Dispatcher: “911, what's your emergency?”
The three numbers that can save your life…911…we teach our children to dial them.
“It's as soon as they can possibly comprehend it,” says Doughterty EMA Deputy Director Jim Vaught.
But, can our children use our smartphones?
“I think it's definitely something to think about. Because given we don't even have a landline so if something happens they wouldn't know how to
unlock the phone,” says one mother, Emily Ingram.
Many of us know Emily Ingram as a professional bodybuilder, but she's also a mother of four. Her youngest, Olive, who's 5 and Tadhg, who's 7, knew exactly how to unlock the iphone and dial 911. The two learned from watching their parents and older siblings.
“I think she learned from watching them,” says Tadhg.

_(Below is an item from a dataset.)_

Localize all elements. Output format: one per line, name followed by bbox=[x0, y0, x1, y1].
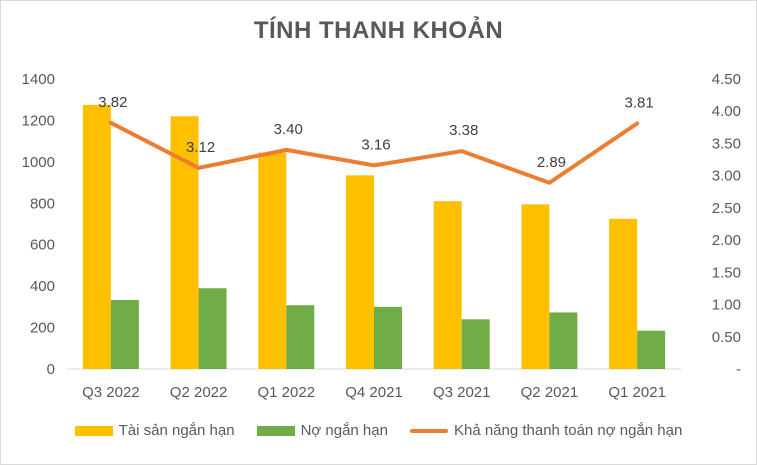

“Indie, my 10-year-old, taught Tadhg how to flip it over to find the emergency because I hadn't thought about it,” Emily says.

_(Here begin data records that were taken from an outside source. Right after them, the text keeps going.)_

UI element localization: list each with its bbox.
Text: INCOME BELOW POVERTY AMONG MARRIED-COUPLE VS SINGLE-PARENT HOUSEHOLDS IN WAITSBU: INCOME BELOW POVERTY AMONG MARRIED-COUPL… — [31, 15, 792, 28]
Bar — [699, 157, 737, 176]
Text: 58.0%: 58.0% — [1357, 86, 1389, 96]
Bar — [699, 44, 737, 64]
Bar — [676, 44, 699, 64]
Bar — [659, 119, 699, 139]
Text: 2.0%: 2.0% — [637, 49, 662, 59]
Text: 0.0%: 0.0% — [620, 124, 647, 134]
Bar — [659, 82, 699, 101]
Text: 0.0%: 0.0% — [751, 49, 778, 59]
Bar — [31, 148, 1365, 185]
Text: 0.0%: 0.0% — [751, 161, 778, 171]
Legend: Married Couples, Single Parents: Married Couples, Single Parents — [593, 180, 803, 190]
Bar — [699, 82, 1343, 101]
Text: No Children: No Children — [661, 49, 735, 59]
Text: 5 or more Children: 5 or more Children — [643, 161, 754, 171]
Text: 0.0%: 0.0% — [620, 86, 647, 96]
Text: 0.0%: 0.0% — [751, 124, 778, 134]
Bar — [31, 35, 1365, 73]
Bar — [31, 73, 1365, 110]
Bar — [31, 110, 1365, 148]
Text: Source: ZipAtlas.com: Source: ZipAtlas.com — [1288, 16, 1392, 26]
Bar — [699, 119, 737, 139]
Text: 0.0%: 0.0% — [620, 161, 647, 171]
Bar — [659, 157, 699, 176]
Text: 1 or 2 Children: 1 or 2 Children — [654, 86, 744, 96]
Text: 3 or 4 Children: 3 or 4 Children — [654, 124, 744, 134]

Aujua Lowe, has a 2-year-old son who learned how to use her phone by watching her. She says he began unlocking her phone to play games when he
was just one year-old. “He already knew how to swipe the phone and unlock it so. Yeah, he can get to the keypad and dial 911,” she says.

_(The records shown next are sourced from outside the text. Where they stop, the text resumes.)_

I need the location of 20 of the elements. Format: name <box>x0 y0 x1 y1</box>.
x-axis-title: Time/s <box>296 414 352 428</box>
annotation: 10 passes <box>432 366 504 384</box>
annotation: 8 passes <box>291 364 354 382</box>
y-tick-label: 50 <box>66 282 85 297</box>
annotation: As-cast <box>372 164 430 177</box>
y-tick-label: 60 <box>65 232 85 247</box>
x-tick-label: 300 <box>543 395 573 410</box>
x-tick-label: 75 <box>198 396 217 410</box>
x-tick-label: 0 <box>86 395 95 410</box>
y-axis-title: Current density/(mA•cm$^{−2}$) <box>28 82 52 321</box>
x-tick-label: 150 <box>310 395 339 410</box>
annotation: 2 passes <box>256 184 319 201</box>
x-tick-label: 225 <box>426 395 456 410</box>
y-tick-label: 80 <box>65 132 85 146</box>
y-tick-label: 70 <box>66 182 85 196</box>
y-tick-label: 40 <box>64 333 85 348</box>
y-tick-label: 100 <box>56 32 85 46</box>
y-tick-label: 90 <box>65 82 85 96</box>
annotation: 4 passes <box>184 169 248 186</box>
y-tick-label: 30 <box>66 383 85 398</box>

Using a smart phone instead of a landline is certainly different to the older generations that have experienced the change. But, many children have
easily adapted to the new technology.
Vaught says, while they haven't had any reports of children not being able to call 911 because they couldn't unlock a smart phone, it's a good time to prepare. “More and more people have moved away from using the landlines and strictly only have a cell phone. So it is something, it's new and we just haven't had any reports as of yet, but that doesn't mean that it's not possible that we could experience a problem because of new technology,” he says.
Cell phone companies have instructions on their websites. They recommend going through all the steps with your children on how to unlock your phone,
opening the keypad and dialing the number. While emergencies are unexpected, preparing and planning could be the difference between life and death.
It's also important to teach your child how to communicate with a dispatcher.